The major design goals of the Git Town codebase are:
- Execute a number of Git operations depending on conditions in the Git repo. Some of these conditions might change at runtime.
- Allow the end user to resolve problems in the same terminal window and shell environment that Git Town executes in.
- Reliably undo anything that Git Town has done upon request.
To keep the amount of code manageable, the Git Town codebase separates functionality into subsystems for parsing configuration data, syncing branches, undoing changes, interacting with the CLI, interacting with external hosting services, etc.
Each subsystem defines its own domain concepts, helpers, and business logic. To
prevent cyclic package dependencies, subsystems define concepts and data types
in dedicated *domain
packages.
Higher-level subsystems like syncing branches use lower-level subsystems like Git and configuration access but never the other way around.
Git Town addresses requirements 1 and 2 via an interpreter that executes programs consisting of using Git-related opcodes. Each Git Town command:
- inspects the state of the Git repo
- assembles a program that implements the Git operations that Git Town needs to
perform
- this program consists of opcodes that the Git Town interpreter can execute
- starts the Git Town interpreter engine to execute this program
If there are issues that require the user to resolve in a terminal window, the interpreter:
- persists the current interpreter state (runstate) to disk
- exits the running Git Town process to lets the user use the terminal window and shell environment that they used to call Git Town to resolve the problems
- prints an explanation of the problem and what the user needs to do
After resolving the problems and restarting Git Town, the interpreter recognizes and loads the persisted state from disk and resumes executing it.
To undo a previously run Git Town command (requirement 3), Git Town:
- compares snapshots of the affected Git repository before and after the command ran
- determines the changes that the Git Town command made to the repo
- creates a program that reverses these changes
- starts the interpreter to execute this program
The Git Town codebase deviates in some areas from the recommended Go coding style. These decisions weren't easy. Here is some background why we did them.
Many Go codebases, including Go's standard library, use heavily abbreviated identifier names. Git Town's code base favors self-describing identifier names over short ones because that's often quicker, less ambiguous, and leads to better readable and understandable code with fewer bugs. This is especially true for an open-source codebase that many readers aren't familiar with.

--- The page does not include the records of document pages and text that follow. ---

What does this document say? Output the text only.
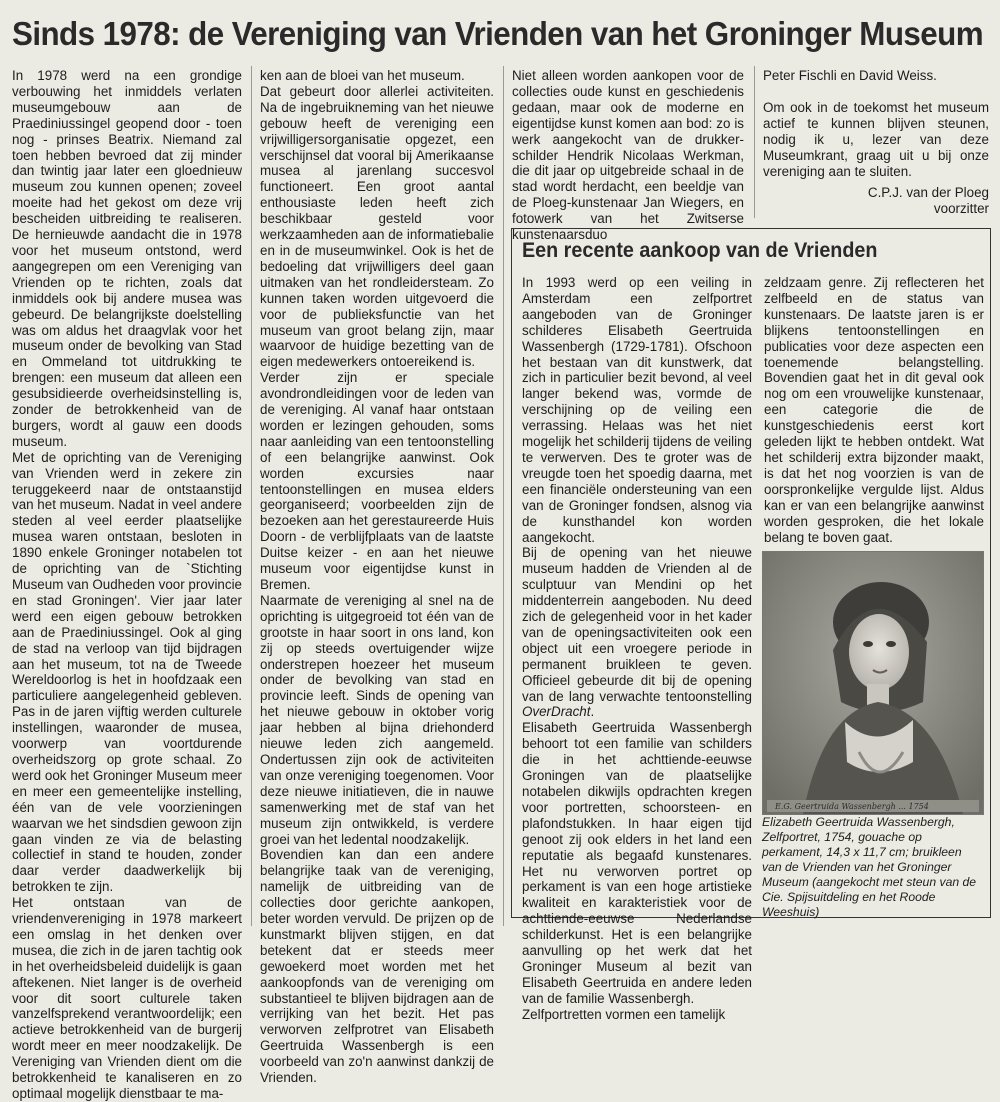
Sinds 1978: de Vereniging van Vrienden van het Groninger Museum

In 1978 werd na een grondige verbouwing het inmiddels verlaten museumgebouw aan de Praediniussingel geopend door - toen nog - prinses Beatrix. Niemand zal toen hebben bevroed dat zij minder dan twintig jaar later een gloednieuw museum zou kunnen openen; zoveel moeite had het gekost om deze vrij bescheiden uitbreiding te realiseren. De hernieuwde aandacht die in 1978 voor het museum ontstond, werd aangegrepen om een Vereniging van Vrienden op te richten, zoals dat inmiddels ook bij andere musea was gebeurd. De belangrijkste doelstelling was om aldus het draagvlak voor het museum onder de bevolking van Stad en Ommeland tot uitdrukking te brengen: een museum dat alleen een gesubsidieerde overheidsinstelling is, zonder de betrokkenheid van de burgers, wordt al gauw een doods museum.

Met de oprichting van de Vereniging van Vrienden werd in zekere zin teruggekeerd naar de ontstaanstijd van het museum. Nadat in veel andere steden al veel eerder plaatselijke musea waren ontstaan, besloten in 1890 enkele Groninger notabelen tot de oprichting van de `Stichting Museum van Oudheden voor provincie en stad Groningen'. Vier jaar later werd een eigen gebouw betrokken aan de Praediniussingel. Ook al ging de stad na verloop van tijd bijdragen aan het museum, tot na de Tweede Wereldoorlog is het in hoofdzaak een particuliere aangelegenheid gebleven. Pas in de jaren vijftig werden culturele instellingen, waaronder de musea, voorwerp van voortdurende overheidszorg op grote schaal. Zo werd ook het Groninger Museum meer en meer een gemeentelijke instelling, één van de vele voorzieningen waarvan we het sindsdien gewoon zijn gaan vinden ze via de belasting collectief in stand te houden, zonder daar verder daadwerkelijk bij betrokken te zijn.

Het ontstaan van de vriendenvereniging in 1978 markeert een omslag in het denken over musea, die zich in de jaren tachtig ook in het overheidsbeleid duidelijk is gaan aftekenen. Niet langer is de overheid voor dit soort culturele taken vanzelfsprekend verantwoordelijk; een actieve betrokkenheid van de burgerij wordt meer en meer noodzakelijk. De Vereniging van Vrienden dient om die betrokkenheid te kanaliseren en zo optimaal mogelijk dienstbaar te ma-

ken aan de bloei van het museum.

Dat gebeurt door allerlei activiteiten. Na de ingebruikneming van het nieuwe gebouw heeft de vereniging een vrijwilligersorganisatie opgezet, een verschijnsel dat vooral bij Amerikaanse musea al jarenlang succesvol functioneert. Een groot aantal enthousiaste leden heeft zich beschikbaar gesteld voor werkzaamheden aan de informatiebalie en in de museumwinkel. Ook is het de bedoeling dat vrijwilligers deel gaan uitmaken van het rondleidersteam. Zo kunnen taken worden uitgevoerd die voor de publieksfunctie van het museum van groot belang zijn, maar waarvoor de huidige bezetting van de eigen medewerkers ontoereikend is.

Verder zijn er speciale avondrondleidingen voor de leden van de vereniging. Al vanaf haar ontstaan worden er lezingen gehouden, soms naar aanleiding van een tentoonstelling of een belangrijke aanwinst. Ook worden excursies naar tentoonstellingen en musea elders georganiseerd; voorbeelden zijn de bezoeken aan het gerestaureerde Huis Doorn - de verblijfplaats van de laatste Duitse keizer - en aan het nieuwe museum voor eigentijdse kunst in Bremen.

Naarmate de vereniging al snel na de oprichting is uitgegroeid tot één van de grootste in haar soort in ons land, kon zij op steeds overtuigender wijze onderstrepen hoezeer het museum onder de bevolking van stad en provincie leeft. Sinds de opening van het nieuwe gebouw in oktober vorig jaar hebben al bijna driehonderd nieuwe leden zich aangemeld. Ondertussen zijn ook de activiteiten van onze vereniging toegenomen. Voor deze nieuwe initiatieven, die in nauwe samenwerking met de staf van het museum zijn ontwikkeld, is verdere groei van het ledental noodzakelijk.

Bovendien kan dan een andere belangrijke taak van de vereniging, namelijk de uitbreiding van de collecties door gerichte aankopen, beter worden vervuld. De prijzen op de kunstmarkt blijven stijgen, en dat betekent dat er steeds meer gewoekerd moet worden met het aankoopfonds van de vereniging om substantieel te blijven bijdragen aan de verrijking van het bezit. Het pas verworven zelfprotret van Elisabeth Geertruida Wassenbergh is een voorbeeld van zo'n aanwinst dankzij de Vrienden.

Niet alleen worden aankopen voor de collecties oude kunst en geschiedenis gedaan, maar ook de moderne en eigentijdse kunst komen aan bod: zo is werk aangekocht van de drukker-schilder Hendrik Nicolaas Werkman, die dit jaar op uitgebreide schaal in de stad wordt herdacht, een beeldje van de Ploeg-kunstenaar Jan Wiegers, en fotowerk van het Zwitserse kunstenaarsduo

Peter Fischli en David Weiss.

Om ook in de toekomst het museum actief te kunnen blijven steunen, nodig ik u, lezer van deze Museumkrant, graag uit u bij onze vereniging aan te sluiten.

C.P.J. van der Ploeg

voorzitter

Een recente aankoop van de Vrienden

In 1993 werd op een veiling in Amsterdam een zelfportret aangeboden van de Groninger schilderes Elisabeth Geertruida Wassenbergh (1729-1781). Ofschoon het bestaan van dit kunstwerk, dat zich in particulier bezit bevond, al veel langer bekend was, vormde de verschijning op de veiling een verrassing. Helaas was het niet mogelijk het schilderij tijdens de veiling te verwerven. Des te groter was de vreugde toen het spoedig daarna, met een financiële ondersteuning van een van de Groninger fondsen, alsnog via de kunsthandel kon worden aangekocht.

Bij de opening van het nieuwe museum hadden de Vrienden al de sculptuur van Mendini op het middenterrein aangeboden. Nu deed zich de gelegenheid voor in het kader van de openingsactiviteiten ook een object uit een vroegere periode in permanent bruikleen te geven. Officieel gebeurde dit bij de opening van de lang verwachte tentoonstelling OverDracht.

Elisabeth Geertruida Wassenbergh behoort tot een familie van schilders die in het achttiende-eeuwse Groningen van de plaatselijke notabelen dikwijls opdrachten kregen voor portretten, schoorsteen- en plafondstukken. In haar eigen tijd genoot zij ook elders in het land een reputatie als begaafd kunstenares. Het nu verworven portret op perkament is van een hoge artistieke kwaliteit en karakteristiek voor de achttiende-eeuwse Nederlandse schilderkunst. Het is een belangrijke aanvulling op het werk dat het Groninger Museum al bezit van Elisabeth Geertruida en andere leden van de familie Wassenbergh.

Zelfportretten vormen een tamelijk

zeldzaam genre. Zij reflecteren het zelfbeeld en de status van kunstenaars. De laatste jaren is er blijkens tentoonstellingen en publicaties voor deze aspecten een toenemende belangstelling. Bovendien gaat het in dit geval ook nog om een vrouwelijke kunstenaar, een categorie die de kunstgeschiedenis eerst kort geleden lijkt te hebben ontdekt. Wat het schilderij extra bijzonder maakt, is dat het nog voorzien is van de oorspronkelijke vergulde lijst. Aldus kan er van een belangrijke aanwinst worden gesproken, die het lokale belang te boven gaat.

E.G. Geertruida Wassenbergh ... 1754
Elizabeth Geertruida Wassenbergh, Zelfportret, 1754, gouache op perkament, 14,3 x 11,7 cm; bruikleen van de Vrienden van het Groninger Museum (aangekocht met steun van de Cie. Spijsuitdeling en het Roode Weeshuis)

Code with descriptive identifier names is easier to work with because it doesn't require keeping the mapping of several concepts to their abbreviations in one's head while thinking about the code. See https://michaelwhatcott.com/familiarity-admits-brevity for more background.
The
Go code review comments wiki page
recommends avoiding generic names like this
or self
for method receivers and
instead use short one or two letter names. After doing this for many years we
find this approach unhelpful in practice. Git Town uses self
for method
receivers and enforces this using a linter. This decision, while costly in terms
of going against a pretty widespread convention, has been worthwile because it
made an entire array of inconveniences and headaches disappear.
The Go review comments wiki page is incorrect that the method receiver is just another function argument. The method receiver gets defined separate from the other arguments. It is the central data element in the method, otherwise that method shouldn't be a method but a function. The method receiver is the only argument of which one can safely access private properties without violating abstraction and encapsulation boundaries.
Go doesn't provide a clear convention for exactly how to name the method
receiver. A number of alternatives exist, each with their distinct pros and
cons, and none working for all cases. This leads to time and energy wasted
figuring out the right method receiver name and justifying it in code reviews.
The only option that works in all cases without any bikeshedding is self
.
The Go recommendation leads to excessive churn. Renaming a type now also requires renaming the receiver in all its methods. This leads to changes on dozens more lines for simple rename refactors. This isn't tool supported because of the lack of a convention, so has to be done manually and reviewed with some level of care.
This makes refactoring unnecessarily costly, noisy, and thereby sometimes not worth the effort. It is critical that code smells and drift get cleaned up regularly without one having to justify it because refactoring is essential for maintaining code health. A healthy codebase is the most important asset in the 21st century because it enables product and business agility and thereby success.
self
is pretty short, it's only four characters.
The names of the other function arguments also shouldn't be abbreviated. All identifiers need to be descriptive.